Civil and Criminal Tax Representation

As almost every American adult knows, the Internal Revenue Service selects tax returns for audit, or examination.

Civil and Criminal Tax Representation

As almost every American adult knows, the Internal Revenue Service selects tax returns for audit, or examination. This enables the agency to collect additional money that is owes to the federal government, but experts say the audit process also serves another important purpose. They help deter tax fraud.

The distinction between Civil Tax Fraud and Criminal Tax Evasion can seem nuanced to the average person, and oftentimes to the average tax practitioner. The variation between the factors that the IRS will consider in classifying a tax matter, as either criminal or civil, and the procedures that they will employ to pursue it, are beyond the scope of this discussion. It can not be overemphasized, however, that the stakes can be high. When in doubt, you should engage a competent tax professional.

Managing member, Mark C. Frey was employed by the Internal Revenue Service, as an Internal Revenue Agent, and later as a Field Audit Group Manager. His years of experience at the IRS gave him a valuable insight into the operation of the agency. It can truly be said that there is no substitute for having been there. During his time at the Internal Revenue Service, he was assigned to work on Civil Tax Cases, and Civil Fraud Cases. He also assisted the Criminal Investigation Division in the development of several of their criminal tax cases. 

He is a member of the American Bar Association, as a U.S. licensed lawyer, and a member of the following ABA Tax Section committees – Civil & Criminal Tax Penalties, Foreign Activities of U.S. Taxpayers, U.S. Activities of Foreigners & Tax Treaties, Individual and Family Taxation, Closely Held Businesses, Tax Practice and Technology, among others.

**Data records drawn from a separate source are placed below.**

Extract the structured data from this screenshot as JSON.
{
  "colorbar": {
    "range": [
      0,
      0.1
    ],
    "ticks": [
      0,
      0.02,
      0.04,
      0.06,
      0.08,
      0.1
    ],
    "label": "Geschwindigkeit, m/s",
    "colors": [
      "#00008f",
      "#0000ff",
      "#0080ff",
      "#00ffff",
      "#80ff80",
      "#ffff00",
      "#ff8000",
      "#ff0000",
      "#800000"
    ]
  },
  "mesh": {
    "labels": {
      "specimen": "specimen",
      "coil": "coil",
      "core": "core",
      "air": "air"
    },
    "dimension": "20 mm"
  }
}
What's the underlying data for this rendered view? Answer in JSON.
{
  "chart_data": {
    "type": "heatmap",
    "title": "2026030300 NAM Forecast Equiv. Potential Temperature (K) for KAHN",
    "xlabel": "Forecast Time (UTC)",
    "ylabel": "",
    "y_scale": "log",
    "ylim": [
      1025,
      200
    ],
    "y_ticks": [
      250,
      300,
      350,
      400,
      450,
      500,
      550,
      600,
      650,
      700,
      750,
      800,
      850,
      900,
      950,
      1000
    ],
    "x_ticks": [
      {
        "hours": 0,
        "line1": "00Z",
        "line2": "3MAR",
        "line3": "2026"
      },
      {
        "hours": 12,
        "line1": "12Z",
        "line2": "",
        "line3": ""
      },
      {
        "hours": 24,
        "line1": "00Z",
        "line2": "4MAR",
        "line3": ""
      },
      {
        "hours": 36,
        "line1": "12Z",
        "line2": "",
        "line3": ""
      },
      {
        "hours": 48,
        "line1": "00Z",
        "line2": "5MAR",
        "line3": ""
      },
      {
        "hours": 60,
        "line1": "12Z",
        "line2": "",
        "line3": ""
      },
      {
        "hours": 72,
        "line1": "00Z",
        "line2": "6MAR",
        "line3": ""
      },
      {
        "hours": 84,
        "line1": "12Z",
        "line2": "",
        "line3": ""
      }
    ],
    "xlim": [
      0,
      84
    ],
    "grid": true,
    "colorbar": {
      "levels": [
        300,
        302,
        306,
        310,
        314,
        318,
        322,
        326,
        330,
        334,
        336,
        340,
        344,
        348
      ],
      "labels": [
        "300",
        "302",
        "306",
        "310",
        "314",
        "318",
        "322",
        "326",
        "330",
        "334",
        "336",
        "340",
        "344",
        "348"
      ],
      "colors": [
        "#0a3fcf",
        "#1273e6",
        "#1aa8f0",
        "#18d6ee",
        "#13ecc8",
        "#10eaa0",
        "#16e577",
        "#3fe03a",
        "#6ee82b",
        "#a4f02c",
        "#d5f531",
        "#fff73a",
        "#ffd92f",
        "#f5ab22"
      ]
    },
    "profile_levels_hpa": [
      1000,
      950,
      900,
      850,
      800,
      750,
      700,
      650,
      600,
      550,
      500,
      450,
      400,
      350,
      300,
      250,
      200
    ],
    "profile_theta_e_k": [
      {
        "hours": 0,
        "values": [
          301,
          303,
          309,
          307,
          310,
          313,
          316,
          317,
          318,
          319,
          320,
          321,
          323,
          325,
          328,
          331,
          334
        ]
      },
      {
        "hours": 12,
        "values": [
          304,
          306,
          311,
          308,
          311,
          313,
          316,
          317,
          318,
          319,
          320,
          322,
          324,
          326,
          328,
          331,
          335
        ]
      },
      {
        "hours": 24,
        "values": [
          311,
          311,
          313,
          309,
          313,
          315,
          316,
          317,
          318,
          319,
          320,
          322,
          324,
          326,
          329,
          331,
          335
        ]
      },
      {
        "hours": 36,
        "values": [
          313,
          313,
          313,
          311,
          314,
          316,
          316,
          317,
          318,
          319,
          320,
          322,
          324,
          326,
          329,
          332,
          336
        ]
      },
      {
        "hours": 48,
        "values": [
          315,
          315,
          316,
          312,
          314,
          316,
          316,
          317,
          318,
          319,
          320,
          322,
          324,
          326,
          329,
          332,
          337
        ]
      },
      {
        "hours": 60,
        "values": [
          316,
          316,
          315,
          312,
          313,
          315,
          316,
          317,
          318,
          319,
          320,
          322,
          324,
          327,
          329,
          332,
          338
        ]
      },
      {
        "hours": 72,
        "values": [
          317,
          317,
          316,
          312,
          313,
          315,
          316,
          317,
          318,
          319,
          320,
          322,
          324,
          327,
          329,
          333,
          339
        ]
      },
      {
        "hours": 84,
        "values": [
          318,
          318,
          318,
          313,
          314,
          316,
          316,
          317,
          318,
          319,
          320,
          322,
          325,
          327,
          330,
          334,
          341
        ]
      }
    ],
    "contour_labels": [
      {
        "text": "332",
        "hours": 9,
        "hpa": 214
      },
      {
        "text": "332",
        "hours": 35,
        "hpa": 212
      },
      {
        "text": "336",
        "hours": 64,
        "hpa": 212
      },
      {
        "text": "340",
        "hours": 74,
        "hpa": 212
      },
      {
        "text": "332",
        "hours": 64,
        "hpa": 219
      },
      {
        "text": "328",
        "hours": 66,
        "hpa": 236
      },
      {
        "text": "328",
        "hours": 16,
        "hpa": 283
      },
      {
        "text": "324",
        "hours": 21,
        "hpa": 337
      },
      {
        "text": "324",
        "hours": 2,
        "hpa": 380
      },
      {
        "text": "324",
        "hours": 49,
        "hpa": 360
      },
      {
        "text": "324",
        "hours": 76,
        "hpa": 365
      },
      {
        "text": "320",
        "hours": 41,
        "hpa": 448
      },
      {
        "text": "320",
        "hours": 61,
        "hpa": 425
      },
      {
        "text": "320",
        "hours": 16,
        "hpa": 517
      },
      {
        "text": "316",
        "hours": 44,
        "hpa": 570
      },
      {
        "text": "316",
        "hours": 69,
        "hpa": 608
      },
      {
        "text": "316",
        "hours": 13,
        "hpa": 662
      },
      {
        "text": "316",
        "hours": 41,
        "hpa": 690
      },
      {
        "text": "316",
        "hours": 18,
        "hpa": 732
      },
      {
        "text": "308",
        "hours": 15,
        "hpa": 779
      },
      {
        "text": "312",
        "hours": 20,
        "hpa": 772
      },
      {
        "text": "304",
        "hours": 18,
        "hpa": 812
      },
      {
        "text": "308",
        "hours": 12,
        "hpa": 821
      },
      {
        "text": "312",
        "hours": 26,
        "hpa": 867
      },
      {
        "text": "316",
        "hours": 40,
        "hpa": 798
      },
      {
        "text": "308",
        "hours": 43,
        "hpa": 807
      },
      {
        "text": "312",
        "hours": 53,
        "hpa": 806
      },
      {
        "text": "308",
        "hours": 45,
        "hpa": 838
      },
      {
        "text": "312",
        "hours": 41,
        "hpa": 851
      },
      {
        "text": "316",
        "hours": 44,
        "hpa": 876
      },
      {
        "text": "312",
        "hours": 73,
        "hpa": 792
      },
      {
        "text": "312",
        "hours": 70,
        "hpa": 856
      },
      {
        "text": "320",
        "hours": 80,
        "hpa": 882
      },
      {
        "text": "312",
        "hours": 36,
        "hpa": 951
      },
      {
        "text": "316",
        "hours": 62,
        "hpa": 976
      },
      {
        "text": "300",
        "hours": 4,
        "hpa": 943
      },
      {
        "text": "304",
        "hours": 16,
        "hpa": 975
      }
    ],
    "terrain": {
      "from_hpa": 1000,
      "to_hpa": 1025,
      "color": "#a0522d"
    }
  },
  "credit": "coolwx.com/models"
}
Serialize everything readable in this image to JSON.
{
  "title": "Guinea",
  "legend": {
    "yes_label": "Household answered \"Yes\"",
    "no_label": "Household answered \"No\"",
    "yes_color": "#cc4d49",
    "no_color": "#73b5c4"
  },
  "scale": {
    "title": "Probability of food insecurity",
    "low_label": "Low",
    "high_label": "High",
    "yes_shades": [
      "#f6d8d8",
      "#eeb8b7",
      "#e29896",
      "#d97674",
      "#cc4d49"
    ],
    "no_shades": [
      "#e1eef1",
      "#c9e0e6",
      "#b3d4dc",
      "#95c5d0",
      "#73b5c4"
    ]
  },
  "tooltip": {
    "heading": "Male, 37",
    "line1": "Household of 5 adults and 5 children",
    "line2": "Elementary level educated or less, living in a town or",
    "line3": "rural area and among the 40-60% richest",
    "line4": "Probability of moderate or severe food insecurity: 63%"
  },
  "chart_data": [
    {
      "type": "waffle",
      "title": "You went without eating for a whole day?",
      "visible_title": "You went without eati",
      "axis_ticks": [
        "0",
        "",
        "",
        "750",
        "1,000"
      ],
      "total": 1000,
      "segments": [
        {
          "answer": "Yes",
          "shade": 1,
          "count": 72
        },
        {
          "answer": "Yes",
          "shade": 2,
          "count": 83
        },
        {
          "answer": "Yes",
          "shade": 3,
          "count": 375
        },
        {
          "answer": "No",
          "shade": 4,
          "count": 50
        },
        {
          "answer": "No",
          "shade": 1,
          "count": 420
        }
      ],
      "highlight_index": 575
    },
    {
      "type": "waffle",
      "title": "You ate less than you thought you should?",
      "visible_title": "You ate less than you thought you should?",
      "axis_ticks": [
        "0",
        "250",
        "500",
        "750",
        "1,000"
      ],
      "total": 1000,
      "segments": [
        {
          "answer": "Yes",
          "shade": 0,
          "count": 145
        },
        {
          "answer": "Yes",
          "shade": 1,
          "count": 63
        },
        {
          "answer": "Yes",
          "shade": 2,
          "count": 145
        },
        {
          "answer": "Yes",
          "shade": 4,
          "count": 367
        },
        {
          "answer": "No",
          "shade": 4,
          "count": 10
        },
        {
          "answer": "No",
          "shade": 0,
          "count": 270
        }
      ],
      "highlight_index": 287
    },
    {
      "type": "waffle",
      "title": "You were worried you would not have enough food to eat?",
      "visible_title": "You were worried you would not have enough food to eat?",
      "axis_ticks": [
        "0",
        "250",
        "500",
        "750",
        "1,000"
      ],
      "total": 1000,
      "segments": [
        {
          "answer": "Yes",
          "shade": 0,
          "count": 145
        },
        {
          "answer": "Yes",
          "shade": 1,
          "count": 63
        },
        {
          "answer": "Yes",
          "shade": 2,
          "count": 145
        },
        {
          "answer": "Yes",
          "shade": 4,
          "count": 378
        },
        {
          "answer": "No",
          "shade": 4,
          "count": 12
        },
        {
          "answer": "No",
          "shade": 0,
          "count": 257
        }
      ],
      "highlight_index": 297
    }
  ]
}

He holds a Graduate Degree as a Master of Taxation from the University of Akron in Ohio, is admitted to practice before the United States Tax Court, and has been licensed as a Certified Public Accountant in five states, including Florida. He is a member of the American Institute of Certified Public Accountants, as well as a member of their various tax committees.

The fear of being selected for an IRS audit can cause most people some serious concern or anxiety. The IRS estimates that approximately six out of ten taxpayers cite the concern of being audited as a motive for being honest on their taxes. 

What are the odds of getting audited? Fairly low, as it turns out. But the Internal Revenue Service has indicated that it plans to increase audits on certain categories of taxpayers. This increased effort will target filers with annual incomes over $400,000, according to reports. The stated purpose is to raise revenue and to crack down on tax dodgers.

The increased IRS enforcement effort will be funded by additional resources provided by the Inflation Reduction Act of 2022. After that law was passed, roughly a quarter of voters expressed concern about getting hit with an audit, according to a reliable research service. 

One reason that the average taxpayer might have concern or anxiety about an IRS audit, is the possibility of having to pay additional fees and penalties. Another cause for concern might be a lack of understanding as to how the agency operates.

Tax returns are selected for audit as a result of various metrics or measurements. A common and long used method that the Internal Revenue Service has employed is the DIF Score. DIF stands for Discriminant Index Function, which is “government speak” for a computerized analysis that employs sophisticated algorithms. These are used to examine the significant details of your tax return to determine your DIF score. They look for patterns, inconsistencies, or significant fluctuations.

Developed by the IRS to score tax returns for audit potential, the actual DIF Score mechanism is secret and thus unavailable to taxpayers. A breakdown of the key criteria these algorithms consider include an income evaluation, deduction scrutiny, credit assessment, and other patterns and variations. These algorithms are used to verify the authenticity of claims, and compliance with predetermined eligibility requirements.